Reverend Jim 4,966 Hi, I'm Jim, one of DaniWeb's moderators. Moderator Featured Poster

As I continue my conversion from vbScript to Python I am finding the gotchas. For example...

A lot of my utility scripts take a file name or a file pattern as a parameter. My script, bitrate.vbs, for example allows me to invoke it as

bitrate file
bitrate pattern

Technically file and pattern are identical since specifying a file is really just specifying a pattern that matches up to one file. To get file listings in vbScript I would just spawn a dos dir command and grab the output from stdout. In Python, however, they provide what I thought was a great module named glob. So a lot of my code looked like

for file in glob.glob(pattern):

I had rewritten five scripts before I got bitten. Let's take a folder that has videos named like

Piano Recital [1994].mp4
Awards Day [1994].mp4
Betula Lake [1983].mp4

glob.glob("*.mp4") gives the expected result

['Awards Day [1994].mp4', 'Betula Lake [1983].mp4', 'Piano Recital [1994].mp4']

so if I were to run bitrate *.mp4 I would process the expected set of files. But if I want the bitrate of only one file and type bitrate "Awards Day [1994].mp4" I get nothing because the result of `glob.glob("Awards Day [1994].mp4") is

[]

And there is a (semi) valid reason for this. glob allows you to use character classes (a subset of regular expressions) in file patterns and [ and ] are used to delimit character classes. Fortunately, glob also provides an escape method in case your file name contains these delimiters. Lets see how this works.

 >>> glob.escape("Awards Day [1994].mp4")
'Awards Day [[]1994].mp4'

so using glob.glob(glob.escape(filename)) instead of glob.glob(filename) handles the case where filename contains [ or ]. But look what happens with actual dos wildcard patterns.

>>> glob.escape("*.mp4")
'[*].mp4'

>>> glob.glob(glob.escape("*.mp4"))
[]

Regular (as in Windows) wildcards are also escaped. There are other Python filename listers like fnmatch, but these follow the same convention. So I've gone back to

import subprocess
def dosfiles(pattern, recurse=False):
    cmd = "dir /b " + ("/s " if recurse else "") + ' "' + pattern + '"'
    return subprocess.check_output(cmd, shell=True).decode().splitlines()

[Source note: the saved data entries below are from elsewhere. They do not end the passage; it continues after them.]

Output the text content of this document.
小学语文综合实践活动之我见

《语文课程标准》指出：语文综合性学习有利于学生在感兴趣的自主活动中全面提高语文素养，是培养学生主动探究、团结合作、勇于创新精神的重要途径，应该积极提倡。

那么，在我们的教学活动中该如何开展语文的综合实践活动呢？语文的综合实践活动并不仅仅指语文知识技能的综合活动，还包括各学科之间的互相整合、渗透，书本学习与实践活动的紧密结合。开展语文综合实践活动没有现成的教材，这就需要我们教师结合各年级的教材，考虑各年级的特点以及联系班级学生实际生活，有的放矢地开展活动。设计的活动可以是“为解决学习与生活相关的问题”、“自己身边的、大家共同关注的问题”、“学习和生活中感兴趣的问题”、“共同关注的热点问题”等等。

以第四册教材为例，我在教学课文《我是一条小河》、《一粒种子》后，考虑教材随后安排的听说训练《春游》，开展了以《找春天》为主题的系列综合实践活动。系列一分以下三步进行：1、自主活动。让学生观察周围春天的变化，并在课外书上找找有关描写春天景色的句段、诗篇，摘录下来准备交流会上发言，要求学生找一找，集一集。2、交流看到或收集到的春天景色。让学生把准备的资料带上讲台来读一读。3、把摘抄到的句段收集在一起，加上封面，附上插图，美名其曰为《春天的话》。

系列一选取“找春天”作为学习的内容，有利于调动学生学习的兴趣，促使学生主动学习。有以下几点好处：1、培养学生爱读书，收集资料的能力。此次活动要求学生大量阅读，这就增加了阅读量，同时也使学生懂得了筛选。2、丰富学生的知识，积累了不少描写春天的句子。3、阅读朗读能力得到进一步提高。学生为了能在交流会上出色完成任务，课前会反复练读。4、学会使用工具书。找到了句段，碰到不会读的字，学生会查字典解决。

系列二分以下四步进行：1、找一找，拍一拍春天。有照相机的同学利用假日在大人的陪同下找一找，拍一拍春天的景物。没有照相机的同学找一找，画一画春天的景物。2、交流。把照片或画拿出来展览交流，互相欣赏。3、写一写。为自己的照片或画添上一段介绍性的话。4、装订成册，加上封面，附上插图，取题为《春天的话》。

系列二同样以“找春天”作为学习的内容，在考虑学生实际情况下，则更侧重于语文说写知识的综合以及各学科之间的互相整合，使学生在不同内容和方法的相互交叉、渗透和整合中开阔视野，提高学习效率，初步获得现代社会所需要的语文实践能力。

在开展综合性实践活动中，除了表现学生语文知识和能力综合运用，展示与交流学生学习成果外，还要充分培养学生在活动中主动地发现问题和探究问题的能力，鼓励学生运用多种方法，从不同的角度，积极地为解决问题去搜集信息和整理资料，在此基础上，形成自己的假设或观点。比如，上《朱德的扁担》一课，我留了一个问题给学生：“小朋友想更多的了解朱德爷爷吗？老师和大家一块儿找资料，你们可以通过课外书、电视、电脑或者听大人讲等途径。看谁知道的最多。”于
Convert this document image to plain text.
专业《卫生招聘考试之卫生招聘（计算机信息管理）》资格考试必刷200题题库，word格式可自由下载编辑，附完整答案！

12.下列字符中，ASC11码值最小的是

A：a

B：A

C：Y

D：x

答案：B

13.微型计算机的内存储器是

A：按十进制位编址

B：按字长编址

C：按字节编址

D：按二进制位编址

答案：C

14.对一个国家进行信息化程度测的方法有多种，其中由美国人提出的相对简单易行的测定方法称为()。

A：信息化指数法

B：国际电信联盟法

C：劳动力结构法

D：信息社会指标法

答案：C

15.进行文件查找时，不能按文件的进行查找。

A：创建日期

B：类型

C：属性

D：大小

While I am on the subject of gotchas, here's one that pisses me off. When you create a string you can include special characters like newline (\n). I love being able to do this. vbScript was butt ugly, relying on constructs like "line 1" & vbCrLf & "line 2". But this can be awkward when coding up file names like 'D:\temp\log.txt' because \t is a tab character. In Python you have to do 'D:\\temp\\log.txt'. But the language provides an alternative. You can specify a string as a raw string in which the backslash is to be taken literally. The above filename can then be coded as r'D:\temp\log.txt.

But here's the gotcha. In a raw string, a backslash is to be treated just like any other character - nothing special here - UNLESS it is the last character. So don't use r'D:\temp\'. Instead you have to use r'D:\temp\\'. I can't imagine a scenario in which this makes sense.